Las expectativas del inicio del gobierno del presidente Peña apuntaban, ahora sí, a una fuerte presencia de México en el mundo. El tránsito del etnocentrismo hacia el geocentrismo, ilusionaba.

El quinto eje estratégico revelado el 1 de diciembre de 2012 por el recién inaugurado gobierno federal fue: “México como un actor de responsabilidad global”.

De manera inédita, el presidente de México realizó ocho visitas al exterior en tan solo cuatro meses, enero a abril de 2013: China, Japón, Italia, Perú, Venezuela, Costa Rica, Chile y Haití. Al finalizar el año visitó 18 países y sólo Turquía se trató de una visita de Estado.

Un año después, en 2014, la frecuencia de viajes al exterior se redujo a ocho, sin embargo, cinco de ellos con la categoría de visitas de Estado: Portugal, El Vaticano, España, China y Australia.

Se trataba del Mexican Moment (MeMo); periodo en el que el presidente salía al mundo para promover el nuevo rostro del país a través de las reformas constitucionales.

En menos de 50 días, los presidentes de Estados Unidos y China visitaron México para conocer a fondo el nuevo entrono de inversiones del país.

Una de las decisiones que confirmaron la voluntad del presidente Peña en materia de responsabilidad global ocurrió el 24 de septiembre de 2014. De manera inédita, México anunciaba su participación en operaciones de paz coordinadas por las Naciones Unidas.

La desaparición de cuatro decenas de estudiantes en Ayotzinapa, en septiembre de 2014 provocó que el presidente Peña cambiara de manera radical su agenda internacional.

En marzo de 2015 el presidente Peña fue recibido en visita de Estado por la reina Isabel II en Londres; se dirigió al número 10 de Downing Street  para charlar con el todavía primer ministro David Cameron. El Brexit todavía no llegaba.

Dos síntomas confirmaron que algo comenzaba a disipar el Mexican Moment: un pequeño grupo de mexicanos se manifestaron en los alrededores de Downing Street con proclamas sobre Ayotzinapa y la cancelación, a petición del gobierno mexicano, de una conferencia de prensa de Cameron y Peña.

Lejos parecía el 1 de diciembre de 2012. A partir de ese momento, el presidente Peña redujo de manera significativa sus viajes al exterior.

Trump, la relación imposible

En 2016, la candidata demócrata a la presidencia Hillary Clinton realizó duras críticas  en contra del gobierno mexicano en materia de derechos humanos.

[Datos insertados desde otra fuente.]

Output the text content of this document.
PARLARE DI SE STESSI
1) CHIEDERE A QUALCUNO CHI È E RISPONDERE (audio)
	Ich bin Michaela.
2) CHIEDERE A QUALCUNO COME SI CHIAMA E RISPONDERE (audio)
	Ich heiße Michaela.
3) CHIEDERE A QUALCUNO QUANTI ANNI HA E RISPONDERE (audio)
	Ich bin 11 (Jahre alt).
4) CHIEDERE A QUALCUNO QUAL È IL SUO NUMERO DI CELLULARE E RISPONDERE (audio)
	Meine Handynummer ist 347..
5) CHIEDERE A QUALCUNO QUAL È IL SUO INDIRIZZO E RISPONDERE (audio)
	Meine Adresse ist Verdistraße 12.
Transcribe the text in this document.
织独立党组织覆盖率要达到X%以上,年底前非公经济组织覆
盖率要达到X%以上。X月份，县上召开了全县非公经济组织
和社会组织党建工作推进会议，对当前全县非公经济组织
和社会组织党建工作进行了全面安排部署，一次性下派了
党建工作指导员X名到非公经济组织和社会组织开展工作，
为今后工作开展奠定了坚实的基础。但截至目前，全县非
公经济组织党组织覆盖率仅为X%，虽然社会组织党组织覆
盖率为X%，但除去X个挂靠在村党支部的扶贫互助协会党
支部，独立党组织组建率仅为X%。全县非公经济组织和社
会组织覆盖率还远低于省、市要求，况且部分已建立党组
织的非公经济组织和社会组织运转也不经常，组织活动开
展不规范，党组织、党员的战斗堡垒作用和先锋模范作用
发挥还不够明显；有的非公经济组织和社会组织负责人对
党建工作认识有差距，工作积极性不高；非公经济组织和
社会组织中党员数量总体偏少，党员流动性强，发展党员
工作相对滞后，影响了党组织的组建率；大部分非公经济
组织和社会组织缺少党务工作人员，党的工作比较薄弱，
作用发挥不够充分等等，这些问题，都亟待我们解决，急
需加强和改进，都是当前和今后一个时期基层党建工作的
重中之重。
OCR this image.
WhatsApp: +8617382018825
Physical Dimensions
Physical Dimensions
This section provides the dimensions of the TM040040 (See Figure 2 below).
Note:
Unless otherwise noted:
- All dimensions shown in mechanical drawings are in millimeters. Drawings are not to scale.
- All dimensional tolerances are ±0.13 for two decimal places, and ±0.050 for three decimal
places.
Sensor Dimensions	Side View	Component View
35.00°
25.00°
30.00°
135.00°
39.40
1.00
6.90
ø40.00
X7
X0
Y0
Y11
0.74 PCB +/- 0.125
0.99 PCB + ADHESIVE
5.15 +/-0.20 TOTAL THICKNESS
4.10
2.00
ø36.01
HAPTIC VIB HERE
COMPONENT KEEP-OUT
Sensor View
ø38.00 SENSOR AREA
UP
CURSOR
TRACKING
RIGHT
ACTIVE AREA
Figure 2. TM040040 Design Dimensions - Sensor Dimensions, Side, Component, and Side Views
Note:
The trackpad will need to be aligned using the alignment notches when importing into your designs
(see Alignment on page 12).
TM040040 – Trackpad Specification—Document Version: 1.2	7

En dos periódicos estadounidenses en español le recomendó al presidente Peña mejora los protocolos del Ejército en materia de derechos humanos.

Fue Trump, quien sí aceptó la invitación a Los Pinos el último día de agosto de ese año. A partir de ese momento, la relación con Estados Unidos entró en un laberinto con difícil salida. La victoria de Trump produjo la puesta en marcha de una estrategia populista en materia comercial por lo que el viejo TLCAN fue sometido a una revisión por orden del presidente estadounidense.

La apuesta de Luis Videgaray fue errónea: la relación personal con Jared Kushner nunca podrá sustituir a la relación institucional. En efecto, a Trump poco le importa los vínculos institucionales con México, pero el gobierno mexicano tiene en ellos, una carta estratégica de negociación, una de ellas, por ejemplo, es la seguridad.

Sobre América Latina, la crisis regional deja en la Alianza del Pacífico como uno de los pocos proyectos de integración regional de perfil progresista.

Frente a lo que ocurre en Venezuela, y tras el fracaso de la OEA en esta materia, México fue uno de los países que promovió el Grupo de Lima para mejorar la coordinación de sanciones dejando a un lado a los países del Caribe.

Una de las sombras sobre política exterior mexicana en el presente sexenio fue el apoyo que le dio el presidente mexicano a India para su integración al club de proveedores de materias primas de armamento nuclear cuando el país del primer ministro Narendra Modi se encuentra fuera de los acuerdos de no proliferación de armamento nuclear.

Finalmente, en términos administrativos, Luis Videgaray se apuntó una victoria en el sector diplomático mexicano al promover una ley de pensiones con la que los profesionales de la política exterior verán mejorar sus ingresos cuando se retiren.

En fin, así llegamos al final de un sexenio cuyas expectativas en política exterior no se cumplieron.